Inspired by the ongoing conversations about IF for beginners, here’s my latest hot take:

The best IF for any given beginner is whatever game has narrative and/or gameplay elements that make that specific person’s brain light up, and that matters a lot more than how hard or easy the game is, how much it holds your hand, how much it resembles more mainstream video games, how much a parser game is going to teach you skills you need to play other parser games, or any of the other things that get brought up in these discussions.

I would bet that if you polled people who got into IF in the post-commercial-parser-game era, most people’s “the game that got me into IF” wouldn’t be one that was explicitly For Beginners, and a lot of them would probably be considered actively beginner-unfriendly.
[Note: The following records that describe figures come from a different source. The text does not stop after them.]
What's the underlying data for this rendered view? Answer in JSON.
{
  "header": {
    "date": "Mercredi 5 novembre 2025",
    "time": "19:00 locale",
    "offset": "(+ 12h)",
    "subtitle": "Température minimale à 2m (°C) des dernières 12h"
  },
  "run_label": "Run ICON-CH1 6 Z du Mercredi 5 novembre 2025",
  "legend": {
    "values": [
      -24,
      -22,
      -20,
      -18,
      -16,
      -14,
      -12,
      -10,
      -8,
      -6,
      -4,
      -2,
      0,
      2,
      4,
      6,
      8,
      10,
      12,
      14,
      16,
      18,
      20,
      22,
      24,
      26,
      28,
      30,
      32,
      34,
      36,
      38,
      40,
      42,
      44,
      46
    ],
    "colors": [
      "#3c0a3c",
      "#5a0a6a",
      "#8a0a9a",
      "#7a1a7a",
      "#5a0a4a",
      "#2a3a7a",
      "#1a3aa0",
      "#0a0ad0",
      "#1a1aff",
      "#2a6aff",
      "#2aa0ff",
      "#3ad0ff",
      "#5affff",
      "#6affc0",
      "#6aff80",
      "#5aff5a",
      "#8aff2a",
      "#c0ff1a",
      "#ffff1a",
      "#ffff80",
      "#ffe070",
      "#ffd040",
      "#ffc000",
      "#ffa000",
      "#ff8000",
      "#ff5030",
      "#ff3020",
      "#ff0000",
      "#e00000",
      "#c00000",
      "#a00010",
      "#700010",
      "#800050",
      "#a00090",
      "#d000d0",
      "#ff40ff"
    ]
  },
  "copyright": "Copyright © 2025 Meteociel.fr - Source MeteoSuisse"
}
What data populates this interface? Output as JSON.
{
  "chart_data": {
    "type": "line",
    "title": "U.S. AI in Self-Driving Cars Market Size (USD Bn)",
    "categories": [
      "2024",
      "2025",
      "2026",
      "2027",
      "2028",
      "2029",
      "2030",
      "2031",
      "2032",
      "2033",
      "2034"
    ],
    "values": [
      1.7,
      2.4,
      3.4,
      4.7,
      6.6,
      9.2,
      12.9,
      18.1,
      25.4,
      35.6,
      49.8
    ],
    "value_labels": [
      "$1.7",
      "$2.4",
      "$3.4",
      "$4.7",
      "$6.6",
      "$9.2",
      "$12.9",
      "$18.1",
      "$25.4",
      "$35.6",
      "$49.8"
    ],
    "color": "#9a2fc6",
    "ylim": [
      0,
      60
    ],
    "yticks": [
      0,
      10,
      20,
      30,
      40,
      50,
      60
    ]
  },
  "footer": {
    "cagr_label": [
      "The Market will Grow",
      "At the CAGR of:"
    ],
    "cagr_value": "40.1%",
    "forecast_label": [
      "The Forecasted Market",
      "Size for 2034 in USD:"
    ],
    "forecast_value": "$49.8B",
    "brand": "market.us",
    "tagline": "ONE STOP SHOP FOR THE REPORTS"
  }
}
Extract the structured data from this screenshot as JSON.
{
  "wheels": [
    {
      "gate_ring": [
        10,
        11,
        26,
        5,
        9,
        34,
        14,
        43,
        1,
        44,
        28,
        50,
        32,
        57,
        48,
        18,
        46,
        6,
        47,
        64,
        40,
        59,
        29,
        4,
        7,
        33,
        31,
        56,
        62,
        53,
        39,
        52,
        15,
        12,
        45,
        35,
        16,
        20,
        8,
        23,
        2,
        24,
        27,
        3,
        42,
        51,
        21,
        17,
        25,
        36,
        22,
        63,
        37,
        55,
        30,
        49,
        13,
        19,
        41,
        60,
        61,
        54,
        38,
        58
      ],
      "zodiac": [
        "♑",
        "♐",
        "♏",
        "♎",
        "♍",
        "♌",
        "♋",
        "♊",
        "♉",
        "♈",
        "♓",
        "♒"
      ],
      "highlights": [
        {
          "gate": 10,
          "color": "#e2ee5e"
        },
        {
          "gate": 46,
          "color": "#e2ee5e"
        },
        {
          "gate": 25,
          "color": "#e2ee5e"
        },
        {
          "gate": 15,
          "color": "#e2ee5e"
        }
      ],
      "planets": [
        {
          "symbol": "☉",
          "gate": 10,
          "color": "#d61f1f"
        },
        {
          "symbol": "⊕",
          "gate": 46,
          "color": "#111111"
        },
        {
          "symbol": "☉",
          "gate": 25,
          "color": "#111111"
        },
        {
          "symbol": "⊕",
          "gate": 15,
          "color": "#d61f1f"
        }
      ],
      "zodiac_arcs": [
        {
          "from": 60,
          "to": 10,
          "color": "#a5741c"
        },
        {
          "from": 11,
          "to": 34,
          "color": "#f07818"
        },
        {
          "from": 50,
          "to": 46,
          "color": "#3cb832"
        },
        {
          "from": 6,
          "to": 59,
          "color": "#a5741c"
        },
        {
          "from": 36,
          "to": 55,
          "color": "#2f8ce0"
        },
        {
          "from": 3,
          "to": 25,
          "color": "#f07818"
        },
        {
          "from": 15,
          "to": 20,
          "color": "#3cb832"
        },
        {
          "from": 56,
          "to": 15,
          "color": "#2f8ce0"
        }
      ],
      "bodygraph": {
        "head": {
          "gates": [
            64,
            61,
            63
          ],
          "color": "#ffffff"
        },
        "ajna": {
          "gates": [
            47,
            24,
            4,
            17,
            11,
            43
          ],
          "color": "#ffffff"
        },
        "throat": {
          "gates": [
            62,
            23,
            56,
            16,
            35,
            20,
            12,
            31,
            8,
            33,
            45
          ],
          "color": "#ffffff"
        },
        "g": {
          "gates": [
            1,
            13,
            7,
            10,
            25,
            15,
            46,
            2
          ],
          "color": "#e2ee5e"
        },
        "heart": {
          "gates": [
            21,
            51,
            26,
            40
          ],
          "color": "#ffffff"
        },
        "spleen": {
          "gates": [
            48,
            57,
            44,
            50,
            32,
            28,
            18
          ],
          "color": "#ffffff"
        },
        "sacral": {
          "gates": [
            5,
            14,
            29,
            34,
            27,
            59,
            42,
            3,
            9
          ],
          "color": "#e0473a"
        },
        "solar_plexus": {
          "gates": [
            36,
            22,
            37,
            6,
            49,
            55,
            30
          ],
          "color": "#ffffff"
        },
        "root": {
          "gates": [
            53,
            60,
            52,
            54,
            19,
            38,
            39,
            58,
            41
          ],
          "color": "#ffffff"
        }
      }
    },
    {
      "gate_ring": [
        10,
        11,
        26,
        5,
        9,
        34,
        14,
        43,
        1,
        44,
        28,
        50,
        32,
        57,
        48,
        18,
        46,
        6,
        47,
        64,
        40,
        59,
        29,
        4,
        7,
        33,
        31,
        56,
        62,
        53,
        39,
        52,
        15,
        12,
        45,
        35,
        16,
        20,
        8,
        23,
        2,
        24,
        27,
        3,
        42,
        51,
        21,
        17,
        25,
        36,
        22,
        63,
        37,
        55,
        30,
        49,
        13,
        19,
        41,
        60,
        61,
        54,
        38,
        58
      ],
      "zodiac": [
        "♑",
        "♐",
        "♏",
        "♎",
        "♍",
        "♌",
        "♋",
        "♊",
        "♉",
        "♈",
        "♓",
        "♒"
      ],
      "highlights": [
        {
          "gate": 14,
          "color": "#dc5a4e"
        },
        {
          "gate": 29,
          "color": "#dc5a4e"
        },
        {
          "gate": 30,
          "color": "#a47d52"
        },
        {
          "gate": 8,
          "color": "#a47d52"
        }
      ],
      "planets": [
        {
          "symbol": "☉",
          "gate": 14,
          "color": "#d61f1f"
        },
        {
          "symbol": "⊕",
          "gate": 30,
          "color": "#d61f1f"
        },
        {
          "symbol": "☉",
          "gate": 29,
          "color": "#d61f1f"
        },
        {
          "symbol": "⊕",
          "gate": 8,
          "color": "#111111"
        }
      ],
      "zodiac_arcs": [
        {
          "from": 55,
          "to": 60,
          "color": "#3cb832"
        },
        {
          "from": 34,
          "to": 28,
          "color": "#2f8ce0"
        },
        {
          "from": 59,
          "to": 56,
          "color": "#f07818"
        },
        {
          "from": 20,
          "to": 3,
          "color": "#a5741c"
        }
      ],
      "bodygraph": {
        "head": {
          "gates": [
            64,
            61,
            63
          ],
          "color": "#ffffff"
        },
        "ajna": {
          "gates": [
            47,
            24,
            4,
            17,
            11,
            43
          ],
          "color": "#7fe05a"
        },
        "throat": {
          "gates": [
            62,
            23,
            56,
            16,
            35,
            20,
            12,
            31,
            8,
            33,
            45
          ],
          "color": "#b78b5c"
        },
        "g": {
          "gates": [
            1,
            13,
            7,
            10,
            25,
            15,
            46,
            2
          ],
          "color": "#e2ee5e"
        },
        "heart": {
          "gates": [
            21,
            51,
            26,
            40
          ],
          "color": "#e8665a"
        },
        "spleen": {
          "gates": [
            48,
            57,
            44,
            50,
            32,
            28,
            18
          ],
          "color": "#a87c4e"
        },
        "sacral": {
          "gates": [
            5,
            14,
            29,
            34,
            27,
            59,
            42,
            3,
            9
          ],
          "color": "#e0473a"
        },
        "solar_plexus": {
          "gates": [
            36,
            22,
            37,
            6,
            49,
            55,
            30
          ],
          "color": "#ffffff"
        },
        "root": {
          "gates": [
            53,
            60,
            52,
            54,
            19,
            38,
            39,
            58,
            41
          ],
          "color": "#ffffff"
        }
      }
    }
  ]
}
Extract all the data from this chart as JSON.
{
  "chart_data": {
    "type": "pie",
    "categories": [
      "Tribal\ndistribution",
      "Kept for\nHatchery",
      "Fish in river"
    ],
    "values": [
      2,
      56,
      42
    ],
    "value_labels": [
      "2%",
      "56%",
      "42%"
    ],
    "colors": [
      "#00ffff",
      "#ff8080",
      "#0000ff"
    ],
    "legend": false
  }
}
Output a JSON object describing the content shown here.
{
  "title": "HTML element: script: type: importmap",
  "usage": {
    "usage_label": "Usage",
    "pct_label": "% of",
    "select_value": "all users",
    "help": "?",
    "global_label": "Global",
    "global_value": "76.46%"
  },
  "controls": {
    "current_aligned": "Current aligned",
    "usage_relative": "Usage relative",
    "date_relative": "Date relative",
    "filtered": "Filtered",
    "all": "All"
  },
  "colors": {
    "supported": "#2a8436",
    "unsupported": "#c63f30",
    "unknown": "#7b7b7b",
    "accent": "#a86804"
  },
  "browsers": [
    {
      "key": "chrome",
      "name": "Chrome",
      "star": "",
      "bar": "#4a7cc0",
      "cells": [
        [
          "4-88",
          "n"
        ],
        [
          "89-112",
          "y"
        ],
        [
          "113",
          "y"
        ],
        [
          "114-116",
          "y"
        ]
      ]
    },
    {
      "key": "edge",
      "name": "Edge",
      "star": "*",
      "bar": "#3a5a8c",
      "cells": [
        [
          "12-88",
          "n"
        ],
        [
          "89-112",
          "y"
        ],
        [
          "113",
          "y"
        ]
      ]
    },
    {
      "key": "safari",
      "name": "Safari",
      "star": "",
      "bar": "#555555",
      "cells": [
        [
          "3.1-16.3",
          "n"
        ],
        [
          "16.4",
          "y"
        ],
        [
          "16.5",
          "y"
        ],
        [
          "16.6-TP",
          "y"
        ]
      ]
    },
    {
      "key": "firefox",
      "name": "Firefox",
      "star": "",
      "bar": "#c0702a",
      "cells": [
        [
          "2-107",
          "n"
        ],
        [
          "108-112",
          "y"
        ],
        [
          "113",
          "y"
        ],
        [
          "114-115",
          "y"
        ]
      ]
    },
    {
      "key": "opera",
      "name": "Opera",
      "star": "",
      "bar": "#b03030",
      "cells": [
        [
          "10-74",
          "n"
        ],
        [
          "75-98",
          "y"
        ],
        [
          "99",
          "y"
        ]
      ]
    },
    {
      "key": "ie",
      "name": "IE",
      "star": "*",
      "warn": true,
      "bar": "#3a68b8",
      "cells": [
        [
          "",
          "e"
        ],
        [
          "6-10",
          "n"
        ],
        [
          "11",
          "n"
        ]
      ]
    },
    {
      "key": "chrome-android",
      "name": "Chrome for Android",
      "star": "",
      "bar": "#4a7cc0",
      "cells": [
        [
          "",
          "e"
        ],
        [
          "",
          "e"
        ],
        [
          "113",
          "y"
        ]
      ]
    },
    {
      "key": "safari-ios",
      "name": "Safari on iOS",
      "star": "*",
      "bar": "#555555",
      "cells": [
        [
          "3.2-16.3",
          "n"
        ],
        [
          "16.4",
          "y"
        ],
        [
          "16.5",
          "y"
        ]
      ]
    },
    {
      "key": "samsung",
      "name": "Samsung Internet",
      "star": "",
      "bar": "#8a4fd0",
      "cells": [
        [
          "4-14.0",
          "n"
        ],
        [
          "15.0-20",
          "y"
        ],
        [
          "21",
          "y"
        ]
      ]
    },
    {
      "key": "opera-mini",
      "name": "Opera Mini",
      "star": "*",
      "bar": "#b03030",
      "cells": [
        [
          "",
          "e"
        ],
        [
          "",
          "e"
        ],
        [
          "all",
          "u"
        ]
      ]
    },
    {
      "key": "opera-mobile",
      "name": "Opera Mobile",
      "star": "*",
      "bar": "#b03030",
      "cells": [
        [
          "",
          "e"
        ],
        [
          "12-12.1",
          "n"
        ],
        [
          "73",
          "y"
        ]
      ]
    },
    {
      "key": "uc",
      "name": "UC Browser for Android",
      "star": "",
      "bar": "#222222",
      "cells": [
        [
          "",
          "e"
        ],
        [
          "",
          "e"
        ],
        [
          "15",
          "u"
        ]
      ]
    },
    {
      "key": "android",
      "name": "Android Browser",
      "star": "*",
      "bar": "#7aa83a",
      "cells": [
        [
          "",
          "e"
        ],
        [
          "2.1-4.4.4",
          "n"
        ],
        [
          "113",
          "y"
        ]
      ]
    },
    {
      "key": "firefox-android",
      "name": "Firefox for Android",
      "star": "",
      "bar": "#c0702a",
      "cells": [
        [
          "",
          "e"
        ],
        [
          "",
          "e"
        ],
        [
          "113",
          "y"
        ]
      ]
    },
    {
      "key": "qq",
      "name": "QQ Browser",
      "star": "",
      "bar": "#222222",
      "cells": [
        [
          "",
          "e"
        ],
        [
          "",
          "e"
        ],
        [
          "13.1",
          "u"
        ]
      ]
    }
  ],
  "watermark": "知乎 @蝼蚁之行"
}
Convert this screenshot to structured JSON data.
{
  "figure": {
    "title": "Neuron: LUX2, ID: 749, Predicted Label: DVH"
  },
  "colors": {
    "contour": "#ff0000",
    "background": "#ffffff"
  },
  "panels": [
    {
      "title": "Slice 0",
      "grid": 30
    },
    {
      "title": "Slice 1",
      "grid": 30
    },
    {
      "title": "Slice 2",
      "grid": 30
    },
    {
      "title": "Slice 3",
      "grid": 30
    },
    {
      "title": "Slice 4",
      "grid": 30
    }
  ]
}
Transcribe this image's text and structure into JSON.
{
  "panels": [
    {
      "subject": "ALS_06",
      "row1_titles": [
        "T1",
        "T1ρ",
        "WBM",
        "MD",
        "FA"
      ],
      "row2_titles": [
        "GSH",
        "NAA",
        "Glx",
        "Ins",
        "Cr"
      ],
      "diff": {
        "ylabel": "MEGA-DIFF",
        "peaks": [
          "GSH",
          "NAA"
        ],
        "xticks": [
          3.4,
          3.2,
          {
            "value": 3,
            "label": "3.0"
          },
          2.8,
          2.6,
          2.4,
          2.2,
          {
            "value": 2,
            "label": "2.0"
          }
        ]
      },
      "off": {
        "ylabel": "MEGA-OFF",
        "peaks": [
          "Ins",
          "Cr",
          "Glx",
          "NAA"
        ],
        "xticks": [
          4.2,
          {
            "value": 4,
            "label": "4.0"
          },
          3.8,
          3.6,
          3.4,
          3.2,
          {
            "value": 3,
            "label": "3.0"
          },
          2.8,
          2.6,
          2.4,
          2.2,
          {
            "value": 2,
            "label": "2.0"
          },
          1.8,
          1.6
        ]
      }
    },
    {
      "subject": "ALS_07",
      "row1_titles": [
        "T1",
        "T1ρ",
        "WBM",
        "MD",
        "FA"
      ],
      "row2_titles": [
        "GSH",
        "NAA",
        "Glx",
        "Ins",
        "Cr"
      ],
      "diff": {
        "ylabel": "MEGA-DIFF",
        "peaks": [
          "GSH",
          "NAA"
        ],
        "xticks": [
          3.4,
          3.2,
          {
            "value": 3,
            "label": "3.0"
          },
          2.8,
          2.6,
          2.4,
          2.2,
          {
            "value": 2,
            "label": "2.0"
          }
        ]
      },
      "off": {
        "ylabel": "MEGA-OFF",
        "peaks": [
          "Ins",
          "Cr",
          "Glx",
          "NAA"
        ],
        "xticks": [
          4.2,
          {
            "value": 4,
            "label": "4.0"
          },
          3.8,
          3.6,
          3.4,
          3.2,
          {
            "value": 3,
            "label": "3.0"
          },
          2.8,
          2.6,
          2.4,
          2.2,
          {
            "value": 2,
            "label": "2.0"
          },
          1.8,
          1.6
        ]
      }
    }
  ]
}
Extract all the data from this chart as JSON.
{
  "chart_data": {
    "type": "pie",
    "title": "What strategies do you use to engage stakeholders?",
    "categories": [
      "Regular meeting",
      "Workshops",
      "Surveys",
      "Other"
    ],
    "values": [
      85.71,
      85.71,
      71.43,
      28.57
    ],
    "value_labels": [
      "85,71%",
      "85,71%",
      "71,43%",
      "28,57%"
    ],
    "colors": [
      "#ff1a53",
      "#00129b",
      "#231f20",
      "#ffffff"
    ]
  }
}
Finding a game that grabs your brain just right is usually the thing that motivates someone to not only finish a game but go “wow, I’d like to see more stuff like this”, and whether the game is hard or even unfair has less bearing on that than most people would expect, I think.

(Lest people think this seems parser-game-centric because choice games usually aren’t that hard or unfair, I also got into VNs back in the early '00s via games that had a lot of un-signposted sudden death or “haha guess what, that seemingly inconsequential choice you made at the beginning of the game locked you out of the best ending!” situations.)

Which is not to say that I’m not in favor of tutorial modes, QoL features, game design that strives to be as fair as possible, or anything like that, just that I feel like arguing about whether or not a specific game is a good one to recommend to nebulous, unspecified Beginners is kind of futile because what’s good for beginners in theory has little relation to what games beginners are actually getting into.